Di balik pintu itu, Nindi masih berdiri dan menyandarkan tubuhnya. Entah mengapa malam ini ia seperti terkena sihir, terhipnotis oleh sentuhan Sean yang tidak bisa dielakkan. Sean memang benar-benar pandai menaklukkan wanita. Padahal Nindi dikenal dingin di kantor. Banyak pria yang berusaha mendekatinya, tapi tak bisa. Namun dengan Sean, ia begitu mudah jatuh ke pelukan itu. Bahkan Sean sudah menyentuh beberapa bagian tubuh Nindi yang tidak pernah disentuh oleh lelaki mana pun.
“Nindi, Maaf. Maafkan aku. Aku tidak melakukan hal itu lagi. Aku janji.” Sean ters memohon.

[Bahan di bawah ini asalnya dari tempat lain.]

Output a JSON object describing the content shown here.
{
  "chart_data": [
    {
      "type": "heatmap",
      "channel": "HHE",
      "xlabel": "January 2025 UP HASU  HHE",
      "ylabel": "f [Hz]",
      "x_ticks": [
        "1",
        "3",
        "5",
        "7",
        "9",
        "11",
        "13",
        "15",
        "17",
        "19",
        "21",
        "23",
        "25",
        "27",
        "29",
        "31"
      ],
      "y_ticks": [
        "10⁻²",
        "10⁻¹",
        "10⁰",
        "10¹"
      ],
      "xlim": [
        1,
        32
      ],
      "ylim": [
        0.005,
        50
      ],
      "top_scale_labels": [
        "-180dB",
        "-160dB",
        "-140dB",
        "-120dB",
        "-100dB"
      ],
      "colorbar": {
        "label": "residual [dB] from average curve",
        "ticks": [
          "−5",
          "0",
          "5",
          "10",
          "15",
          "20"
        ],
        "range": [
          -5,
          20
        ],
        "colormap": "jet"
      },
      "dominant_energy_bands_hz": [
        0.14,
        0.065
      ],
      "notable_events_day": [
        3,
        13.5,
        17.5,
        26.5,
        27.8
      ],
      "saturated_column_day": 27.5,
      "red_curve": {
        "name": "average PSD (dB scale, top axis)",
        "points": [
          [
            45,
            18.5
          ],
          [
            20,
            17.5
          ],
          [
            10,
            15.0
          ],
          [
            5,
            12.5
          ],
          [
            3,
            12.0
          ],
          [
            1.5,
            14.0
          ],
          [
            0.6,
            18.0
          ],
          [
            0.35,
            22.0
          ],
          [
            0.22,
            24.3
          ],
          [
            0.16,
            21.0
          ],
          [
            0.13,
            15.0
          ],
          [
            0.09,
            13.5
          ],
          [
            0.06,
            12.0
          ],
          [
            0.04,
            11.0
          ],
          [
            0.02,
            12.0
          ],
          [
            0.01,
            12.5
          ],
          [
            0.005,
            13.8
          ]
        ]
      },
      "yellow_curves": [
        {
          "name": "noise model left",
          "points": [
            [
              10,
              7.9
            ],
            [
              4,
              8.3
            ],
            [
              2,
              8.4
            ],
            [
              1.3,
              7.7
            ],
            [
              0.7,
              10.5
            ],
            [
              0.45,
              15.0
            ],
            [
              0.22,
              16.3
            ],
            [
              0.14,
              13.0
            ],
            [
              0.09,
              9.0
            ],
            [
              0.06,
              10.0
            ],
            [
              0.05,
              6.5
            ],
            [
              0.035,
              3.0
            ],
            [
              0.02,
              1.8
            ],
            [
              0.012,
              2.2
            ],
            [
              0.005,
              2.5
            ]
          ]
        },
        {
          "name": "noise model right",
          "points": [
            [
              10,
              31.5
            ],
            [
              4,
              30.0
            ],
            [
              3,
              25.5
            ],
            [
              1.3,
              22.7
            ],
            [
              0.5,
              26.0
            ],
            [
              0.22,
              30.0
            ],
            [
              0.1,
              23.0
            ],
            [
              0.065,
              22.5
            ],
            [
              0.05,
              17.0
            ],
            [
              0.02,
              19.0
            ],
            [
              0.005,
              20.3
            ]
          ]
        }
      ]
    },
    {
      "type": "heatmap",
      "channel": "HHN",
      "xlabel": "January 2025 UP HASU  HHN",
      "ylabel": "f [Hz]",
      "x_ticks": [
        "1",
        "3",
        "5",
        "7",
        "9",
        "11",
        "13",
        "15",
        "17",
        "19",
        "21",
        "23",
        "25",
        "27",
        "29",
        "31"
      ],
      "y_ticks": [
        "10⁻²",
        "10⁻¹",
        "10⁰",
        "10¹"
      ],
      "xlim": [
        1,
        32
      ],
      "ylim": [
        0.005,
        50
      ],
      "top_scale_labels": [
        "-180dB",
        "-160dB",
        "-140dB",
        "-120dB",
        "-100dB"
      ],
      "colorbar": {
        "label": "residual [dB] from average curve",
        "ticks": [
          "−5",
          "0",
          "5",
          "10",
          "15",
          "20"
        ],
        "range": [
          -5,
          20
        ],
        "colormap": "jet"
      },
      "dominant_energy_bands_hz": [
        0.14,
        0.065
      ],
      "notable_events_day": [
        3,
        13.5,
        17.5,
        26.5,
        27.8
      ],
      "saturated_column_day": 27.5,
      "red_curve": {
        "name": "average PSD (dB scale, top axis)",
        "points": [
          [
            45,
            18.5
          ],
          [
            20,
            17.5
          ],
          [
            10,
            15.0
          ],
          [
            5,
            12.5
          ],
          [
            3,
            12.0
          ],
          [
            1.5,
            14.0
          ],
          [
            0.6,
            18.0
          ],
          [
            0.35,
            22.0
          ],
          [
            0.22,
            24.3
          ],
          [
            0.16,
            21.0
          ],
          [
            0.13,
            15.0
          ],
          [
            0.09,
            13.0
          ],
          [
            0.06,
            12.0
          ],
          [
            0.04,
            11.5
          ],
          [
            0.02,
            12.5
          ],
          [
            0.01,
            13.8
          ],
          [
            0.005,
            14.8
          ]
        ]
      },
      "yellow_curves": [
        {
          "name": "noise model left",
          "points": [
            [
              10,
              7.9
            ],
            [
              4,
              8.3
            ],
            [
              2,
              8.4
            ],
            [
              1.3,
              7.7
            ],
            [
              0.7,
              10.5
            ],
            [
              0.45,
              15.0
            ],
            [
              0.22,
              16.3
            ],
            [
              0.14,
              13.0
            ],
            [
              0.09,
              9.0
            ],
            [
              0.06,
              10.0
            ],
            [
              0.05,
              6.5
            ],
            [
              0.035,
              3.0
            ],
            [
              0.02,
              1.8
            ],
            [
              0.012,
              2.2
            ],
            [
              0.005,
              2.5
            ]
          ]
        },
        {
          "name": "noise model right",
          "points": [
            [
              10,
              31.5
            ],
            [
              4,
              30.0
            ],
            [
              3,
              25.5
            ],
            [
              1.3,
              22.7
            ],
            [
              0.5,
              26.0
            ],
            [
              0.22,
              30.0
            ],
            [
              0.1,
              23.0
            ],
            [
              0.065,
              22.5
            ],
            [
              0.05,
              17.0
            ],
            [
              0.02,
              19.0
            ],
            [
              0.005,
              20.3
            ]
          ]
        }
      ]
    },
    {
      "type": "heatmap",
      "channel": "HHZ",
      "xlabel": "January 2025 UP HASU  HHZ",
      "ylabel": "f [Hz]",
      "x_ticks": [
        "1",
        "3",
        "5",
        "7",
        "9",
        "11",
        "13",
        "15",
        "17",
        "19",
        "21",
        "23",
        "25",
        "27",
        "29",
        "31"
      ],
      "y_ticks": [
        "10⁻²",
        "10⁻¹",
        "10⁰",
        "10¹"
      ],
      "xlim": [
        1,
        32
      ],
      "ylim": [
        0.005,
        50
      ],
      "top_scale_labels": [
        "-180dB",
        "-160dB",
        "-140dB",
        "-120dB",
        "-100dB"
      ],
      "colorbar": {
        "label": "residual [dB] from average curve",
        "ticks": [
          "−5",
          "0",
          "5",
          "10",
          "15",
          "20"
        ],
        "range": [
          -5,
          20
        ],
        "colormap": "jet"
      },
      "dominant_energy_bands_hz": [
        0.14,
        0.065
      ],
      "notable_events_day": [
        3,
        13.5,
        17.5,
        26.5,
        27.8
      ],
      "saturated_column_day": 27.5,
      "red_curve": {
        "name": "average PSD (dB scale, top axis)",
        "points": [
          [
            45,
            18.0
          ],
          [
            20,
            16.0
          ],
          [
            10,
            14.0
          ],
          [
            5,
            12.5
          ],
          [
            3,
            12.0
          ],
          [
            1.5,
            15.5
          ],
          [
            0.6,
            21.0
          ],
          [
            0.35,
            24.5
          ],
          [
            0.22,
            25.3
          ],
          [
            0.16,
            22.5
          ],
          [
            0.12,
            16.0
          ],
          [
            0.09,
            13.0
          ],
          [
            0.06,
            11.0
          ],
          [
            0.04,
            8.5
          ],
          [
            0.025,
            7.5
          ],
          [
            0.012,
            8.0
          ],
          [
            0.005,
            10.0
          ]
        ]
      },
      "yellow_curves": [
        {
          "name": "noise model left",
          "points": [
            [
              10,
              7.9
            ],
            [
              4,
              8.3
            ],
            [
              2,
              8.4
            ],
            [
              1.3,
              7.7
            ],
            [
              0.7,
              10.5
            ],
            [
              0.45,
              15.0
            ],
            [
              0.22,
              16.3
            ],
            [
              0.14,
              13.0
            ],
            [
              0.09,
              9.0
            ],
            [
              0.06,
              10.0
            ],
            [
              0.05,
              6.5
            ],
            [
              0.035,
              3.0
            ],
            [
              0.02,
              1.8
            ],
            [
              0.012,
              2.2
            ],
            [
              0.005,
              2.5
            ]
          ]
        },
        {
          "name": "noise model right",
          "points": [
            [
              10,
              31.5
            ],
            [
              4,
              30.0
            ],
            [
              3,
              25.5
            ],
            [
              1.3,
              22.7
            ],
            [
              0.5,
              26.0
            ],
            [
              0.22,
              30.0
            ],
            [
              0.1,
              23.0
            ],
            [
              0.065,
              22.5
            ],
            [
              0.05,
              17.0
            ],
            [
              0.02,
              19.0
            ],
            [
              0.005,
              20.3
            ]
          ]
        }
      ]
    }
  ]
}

Beberapa kali, Sean mengatakan hal yang sama, hingga akhirnya Nindi luruh dan membuka pintu itu.
Setelah pintu terbuka, Sean langsung memeluk tubuh itu. “Maaf, Sayang. Maafkan aku. Aku sadar aku salah. Makanya aku tak mau meneruskan kesalahn itu. Maaf.”
Nindi menangis dan menerima pelukan itu. Sejujurnya ia tak menyalahkan Sean, justru ia menyalahkan dirinya sendiri yang mudah terbuai oleh sentuhan itu.
****
Dret … Dret … Dret …
Pagi ini, Sean dibangunkan oleh ponselnya yang berdering.
Sean yang tidur di sofa pun langsung terbangun dan tangannya meraih meja kecil yang berada dekat di sana untuk mengambil benda yang sedari tadi berbunyi.
“Halo,” suara Sean terdengar berat.
“Susah banget sih teleponin lu dari semalem,” kata Aldy. “Lu abis ngapain sama itu cewek?”
“Namanya Nindi,” ucap Sean.
“Gue masih waras, Al. Gue ga akan ngerusak cewek bener kaya dia.”
“Bagos,” jawab Aldy.
“Btw gue mau ngajak lu main tenis, pagi ini. Kebetulan lagi ada Keanu.”
“Oh ya?” tanya Sean senang. Ia cukup lama tidak bertemu adik Kevin.
“Dia juga kangen sama lu,” kata Aldy membuat Sean tertawa.
“Ya, gue juga.”
“Kinara juga kangen sama lu. Dia mau ketemu katanya.” Kalimat Aldy, sontak membuat jantung Sean tiba-tiba berhenti sejenak.
“Kinara?”
“Ya, dia udah pulang, Bro. makin cantik loh. Lu pasti makin cinta sama dia.”
Sontak Sean terdiam. Ia tak menanggapi ucapan Aldy. Dan, tiba-tiba lamunannya terhenti ketika Nindi memanggilnya.
“Mas, sarapannya udah siap.”
Sean tersentak. Ia pun menutup panggilan telepon itu sepihak, padahal Aldy masih menantinya di sana.
Sean menatap wajah polos Nindi. Ternyata wanita itu tidak marah lagi. Ia kira dengan kejadian semalam, Nindi masih akan mendiamkannya. Tapi ternyata ia salah. Bahkan, pagi ini Nindi menyempatkan membuat sarapan untuknya.
Sean mengangguk dan masih menatap Nindi yang sudah berpakaian rapi.
“Setelah ini, aku mau pulang Mas. Kalau Mas masih ngantuk, tidak perlu mengantarku.”
Sean langsung bangkit dari sofa. “Aku akan mengantarmu.”